Boneyard Tools

What a SQLite file is and how to open one

Why SQLite stores an entire database in a single file, what .db and .sqlite extensions mean, and safe ways to inspect one.

One file, one database

SQLite is a self-contained database engine that keeps an entire database, its tables, indexes, schema and data, inside a single ordinary file on disk. There is no server to run and no connection to configure, which is why SQLite is embedded in phones, browsers, desktop apps and countless tools. When an application says it stores data in a .db or .sqlite file, that one file is the whole database.

What the extensions mean

The file extension is only a convention; SQLite itself does not care what a database is called. You will most often see .sqlite, .sqlite3, .db and .db3, and all of them are typically the same format. The real marker of a SQLite file is a fixed header string at the very start of the file, which is how a viewer can confirm it opened a genuine database rather than an unrelated file.

Reading a schema safely

Before querying data it helps to understand the structure. Each table has columns with a declared type and flags such as PRIMARY KEY, which uniquely identifies a row, and NOT NULL, which forbids empty values. This viewer surfaces those as PK and NOT NULL badges next to each column. Because the tool is strictly read-only and runs locally, you can inspect an unfamiliar database, including one from a colleague or a downloaded app, without risk of altering it.

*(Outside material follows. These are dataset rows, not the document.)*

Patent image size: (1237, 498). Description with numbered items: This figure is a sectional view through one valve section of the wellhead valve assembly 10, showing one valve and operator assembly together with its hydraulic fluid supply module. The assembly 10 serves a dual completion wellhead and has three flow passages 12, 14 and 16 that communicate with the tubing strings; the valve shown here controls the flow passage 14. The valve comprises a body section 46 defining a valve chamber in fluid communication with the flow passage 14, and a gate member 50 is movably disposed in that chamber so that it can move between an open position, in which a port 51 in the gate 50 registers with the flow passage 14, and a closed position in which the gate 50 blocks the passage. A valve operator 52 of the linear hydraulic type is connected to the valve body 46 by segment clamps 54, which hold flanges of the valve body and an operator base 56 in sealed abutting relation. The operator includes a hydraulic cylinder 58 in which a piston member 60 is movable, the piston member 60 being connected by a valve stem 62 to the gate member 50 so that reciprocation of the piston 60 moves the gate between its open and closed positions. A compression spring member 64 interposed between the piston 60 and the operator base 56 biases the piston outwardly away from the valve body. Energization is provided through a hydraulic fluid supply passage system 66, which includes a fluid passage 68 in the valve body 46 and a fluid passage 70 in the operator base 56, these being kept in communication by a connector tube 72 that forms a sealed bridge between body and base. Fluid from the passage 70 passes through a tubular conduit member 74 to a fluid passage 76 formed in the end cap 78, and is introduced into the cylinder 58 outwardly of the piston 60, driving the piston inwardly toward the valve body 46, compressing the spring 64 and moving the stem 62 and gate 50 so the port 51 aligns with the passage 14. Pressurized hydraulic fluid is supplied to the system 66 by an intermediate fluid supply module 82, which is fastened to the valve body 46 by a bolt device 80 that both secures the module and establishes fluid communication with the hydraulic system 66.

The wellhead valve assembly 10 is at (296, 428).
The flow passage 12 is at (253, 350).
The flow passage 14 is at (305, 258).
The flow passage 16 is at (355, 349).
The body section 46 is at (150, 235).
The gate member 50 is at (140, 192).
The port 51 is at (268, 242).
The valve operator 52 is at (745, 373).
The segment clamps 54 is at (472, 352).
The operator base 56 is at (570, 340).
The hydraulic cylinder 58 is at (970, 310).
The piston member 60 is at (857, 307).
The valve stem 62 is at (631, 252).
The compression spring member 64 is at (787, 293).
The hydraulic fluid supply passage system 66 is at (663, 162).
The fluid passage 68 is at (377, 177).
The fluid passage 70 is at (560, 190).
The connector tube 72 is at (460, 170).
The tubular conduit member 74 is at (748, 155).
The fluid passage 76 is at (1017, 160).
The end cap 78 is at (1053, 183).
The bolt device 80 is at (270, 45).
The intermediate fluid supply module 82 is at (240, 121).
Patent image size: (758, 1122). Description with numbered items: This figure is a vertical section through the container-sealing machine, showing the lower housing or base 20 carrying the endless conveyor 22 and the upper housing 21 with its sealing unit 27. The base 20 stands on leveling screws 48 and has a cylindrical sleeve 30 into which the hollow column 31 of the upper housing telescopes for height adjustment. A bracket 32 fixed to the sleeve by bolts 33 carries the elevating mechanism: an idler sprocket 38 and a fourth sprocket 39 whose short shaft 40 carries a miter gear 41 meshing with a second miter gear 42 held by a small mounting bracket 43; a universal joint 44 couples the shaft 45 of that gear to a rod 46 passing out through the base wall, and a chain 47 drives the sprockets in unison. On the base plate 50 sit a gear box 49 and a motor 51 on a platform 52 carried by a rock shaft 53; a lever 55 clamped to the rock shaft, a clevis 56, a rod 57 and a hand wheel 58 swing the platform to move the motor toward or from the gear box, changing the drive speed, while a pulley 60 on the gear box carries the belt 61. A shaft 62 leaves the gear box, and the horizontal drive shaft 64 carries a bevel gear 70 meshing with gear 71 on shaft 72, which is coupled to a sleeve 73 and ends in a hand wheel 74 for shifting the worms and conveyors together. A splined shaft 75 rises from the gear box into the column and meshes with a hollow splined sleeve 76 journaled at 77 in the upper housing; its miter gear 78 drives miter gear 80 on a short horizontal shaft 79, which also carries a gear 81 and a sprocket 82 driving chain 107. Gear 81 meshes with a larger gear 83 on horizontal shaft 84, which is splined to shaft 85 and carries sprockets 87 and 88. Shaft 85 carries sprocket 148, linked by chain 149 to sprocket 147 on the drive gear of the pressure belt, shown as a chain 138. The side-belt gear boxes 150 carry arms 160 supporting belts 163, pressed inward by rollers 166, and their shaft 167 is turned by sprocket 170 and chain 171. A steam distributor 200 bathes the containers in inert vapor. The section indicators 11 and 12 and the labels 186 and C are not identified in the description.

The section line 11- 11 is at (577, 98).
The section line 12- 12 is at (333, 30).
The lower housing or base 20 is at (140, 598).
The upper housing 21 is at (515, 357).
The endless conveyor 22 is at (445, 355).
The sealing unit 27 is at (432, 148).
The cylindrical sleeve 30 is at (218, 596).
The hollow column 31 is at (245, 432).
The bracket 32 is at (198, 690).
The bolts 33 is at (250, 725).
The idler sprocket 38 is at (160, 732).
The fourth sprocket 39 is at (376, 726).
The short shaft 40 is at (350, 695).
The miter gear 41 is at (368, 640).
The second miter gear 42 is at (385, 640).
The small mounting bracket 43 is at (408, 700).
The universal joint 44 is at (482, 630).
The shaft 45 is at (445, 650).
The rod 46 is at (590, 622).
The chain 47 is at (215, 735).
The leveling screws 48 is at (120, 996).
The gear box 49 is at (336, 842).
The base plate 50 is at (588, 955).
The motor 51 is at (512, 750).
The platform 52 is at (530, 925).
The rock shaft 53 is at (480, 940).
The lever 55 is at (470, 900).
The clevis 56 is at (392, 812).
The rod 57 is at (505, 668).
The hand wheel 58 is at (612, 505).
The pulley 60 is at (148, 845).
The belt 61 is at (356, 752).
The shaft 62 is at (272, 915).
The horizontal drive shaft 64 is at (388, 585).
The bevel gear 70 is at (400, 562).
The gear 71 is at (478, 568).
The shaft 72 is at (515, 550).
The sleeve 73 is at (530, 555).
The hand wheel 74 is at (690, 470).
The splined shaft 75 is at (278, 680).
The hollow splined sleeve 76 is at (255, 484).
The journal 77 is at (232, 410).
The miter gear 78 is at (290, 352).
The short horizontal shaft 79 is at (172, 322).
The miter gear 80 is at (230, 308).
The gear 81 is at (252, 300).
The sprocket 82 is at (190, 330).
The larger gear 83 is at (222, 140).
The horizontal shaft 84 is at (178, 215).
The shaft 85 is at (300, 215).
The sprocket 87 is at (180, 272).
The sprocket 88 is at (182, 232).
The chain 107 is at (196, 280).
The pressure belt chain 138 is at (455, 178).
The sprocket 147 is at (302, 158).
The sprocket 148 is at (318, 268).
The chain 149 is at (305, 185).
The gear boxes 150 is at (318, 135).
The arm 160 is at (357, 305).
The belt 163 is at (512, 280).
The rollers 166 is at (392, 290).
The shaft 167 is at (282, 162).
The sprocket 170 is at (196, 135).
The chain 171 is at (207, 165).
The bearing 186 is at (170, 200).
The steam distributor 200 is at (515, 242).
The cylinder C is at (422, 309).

When to reach for a full tool

An in-browser viewer is ideal for a quick look: confirming what tables exist, checking a schema, or running a SELECT to find a few rows. Once you need to edit records, add indexes, import data or work with a database too large to hold in memory, a desktop application such as DB Browser for SQLite or the sqlite3 command line client is the better choice. The two workflows complement each other: browse here, edit there.

Frequently asked questions

Can I open a database exported from my phone app?

Yes, if it is a real SQLite file, which most app data stores are. Drop it in and the viewer will list its tables. Because nothing is uploaded, sensitive exports stay on your machine.

Why does the engine take a moment on first use?

The WebAssembly SQLite build has to download the first time you open a database in a session. After that the browser caches it, so subsequent files open without the wait.